判決により、企業は家族手当を正社員のみに支給することの合理性を説明しなければならなくなりました。
しかし、家族構成は職務内容や責任の程度とは無関係であるため、合理的な説明が困難な場合も少なくありません。
多くの企業では非正規社員にも一律で家族手当を支給するか、制度自体を廃止するかという選択を迫られています。
参考:『実務に活かす!「同一労働同一賃金」最高裁判決から考える』厚生労働省
家族手当を廃止(見直し)する場合の手順
家族手当の廃止や見直しは、労働条件の不利益変更にあたる可能性があり、慎重に対応しなければなりません。
労働契約法では、従業員の合意なく労働条件を不利益に変更することを原則として禁止しています。

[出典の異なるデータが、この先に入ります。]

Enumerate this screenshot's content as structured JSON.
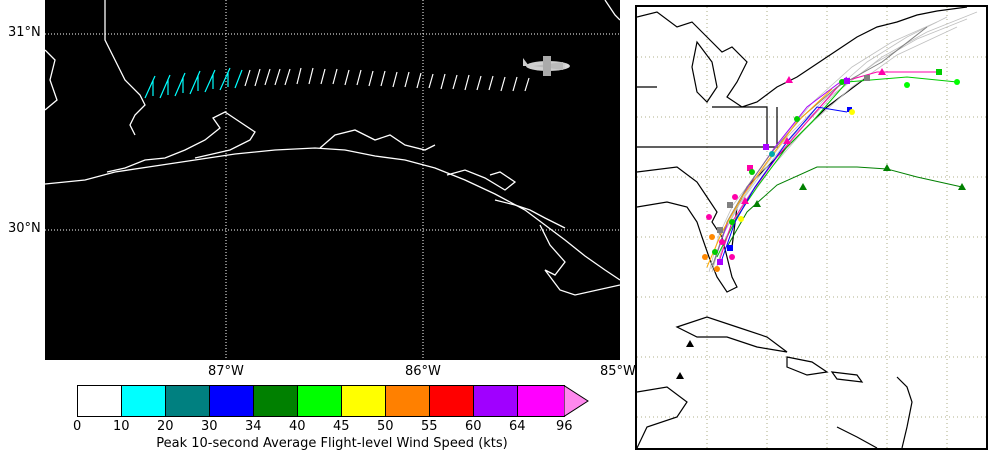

変更の合理性や必要性、従業員への配慮などが総合的に判断されます。
適切な手順を踏まずに制度を変更すると、変更自体が無効とされるリスクもあります。
ここからは、法的リスクを回避しつつ、従業員の理解を得ながら制度を見直すための具体的な進め方について解説します。
1.見直し案の策定
家族手当の見直しは、現状の正確な把握から始めましょう。
対象となる従業員数や家族構成、月額・年間の支給総額をデータで整理し、見直し後の影響を客観的に予測します。
変更案の検討では、以下の選択肢を比較・検討します。
- 完全廃止・段階的縮小・支給条件の変更
- 代替案(基本給への組み入れ、子ども手当、資格手当、成果手当の導入)
- 経過措置(段階的減額、差額補償、移行期間の設定)
従業員の不利益を最小限に抑える視点で、現実的な選択肢を検討していきましょう。
2.従業員との対話
家族手当の見直し案がまとまったら、従業員への説明と意見収集を行います。
説明会の開催や社内イントラネットでの情報公開、部門別のヒアリングなどで情報を共有します。背景や目的、変更点、代替措置、スケジュールまでていねいに伝えましょう。
とくに家族手当を受けている従業員には、アンケートや個別面談、労働組合との協議を通じて、生活への影響や不安の声を受け止めなければなりません。
収集した意見をもとに、家族手当の見直し案を再検討し、変更による個々の従業員への金銭的な影響を具体的に算出します。変更前後のコストも比較し、社内の理解を深めましょう。
3.最終決定
従業員との対話を踏まえて最終案を決定します。変更の必要性や代替措置、経過措置については、納得感を得られるよう、繰り返し説明しましょう。
労働組合がある場合は、労使協議を重ね、合意形成をはかります。労働組合がない場合でも、従業員代表との協議や全体説明会を開催し、透明性を確保することが重要です。
とくに注意したいのは、収入減少が見込まれる従業員への対応方法です。
多くの企業では、労働組合との協議を経て包括的な合意を得る形式が一般的です。
労働組合がない場合は一人ひとりと面談を行い、変更内容をていねいに説明し、同意を得なければなりません。同意が得られない場合は、さらなる経過措置や代替案の提示も検討しましょう。
4.制度化と周知
最終決定後は、家族手当に関する就業規則や関連規程(賃金規程・福利厚生規程など)を見直し、必要な改定手続きを進めます。
変更が完了したら、労働者代表の意見書を添付し、労働基準監督署へ届け出を行いましょう。
改定後の就業規則は、従業員がいつでも閲覧できる状態にします。制度の概要や変更点を全従業員に伝えるとともに、人事部門に相談窓口を設け、疑問や不安に対応できる体制を整えましょう。
変更後も、従業員の声や反応を見ながら、必要に応じて補足説明や追加対応を行うことが大切です。 ていねいなフォローが、制度変更への納得感を高め、労務トラブルの防止につながります。
まとめ
家族手当はこれまで従業員の生活支援や人材確保に貢献してきました。
しかし、共働き世帯の増加やライフスタイルの多様化により、現代の働き方に合わなくなりつつあります。
同一労働同一賃金の法制化や最高裁判決の影響により、正社員のみに支給する制度の継続が難しくなり、多くの企業で家族手当の廃止や見直しが進められています。
今後は、基本給への組み入れや子育て支援の充実など、働き方の多様性に応じた制度設計が必要です。
従業員の理解と納得を得ながら、柔軟かつ慎重に制度を見直していきましょう。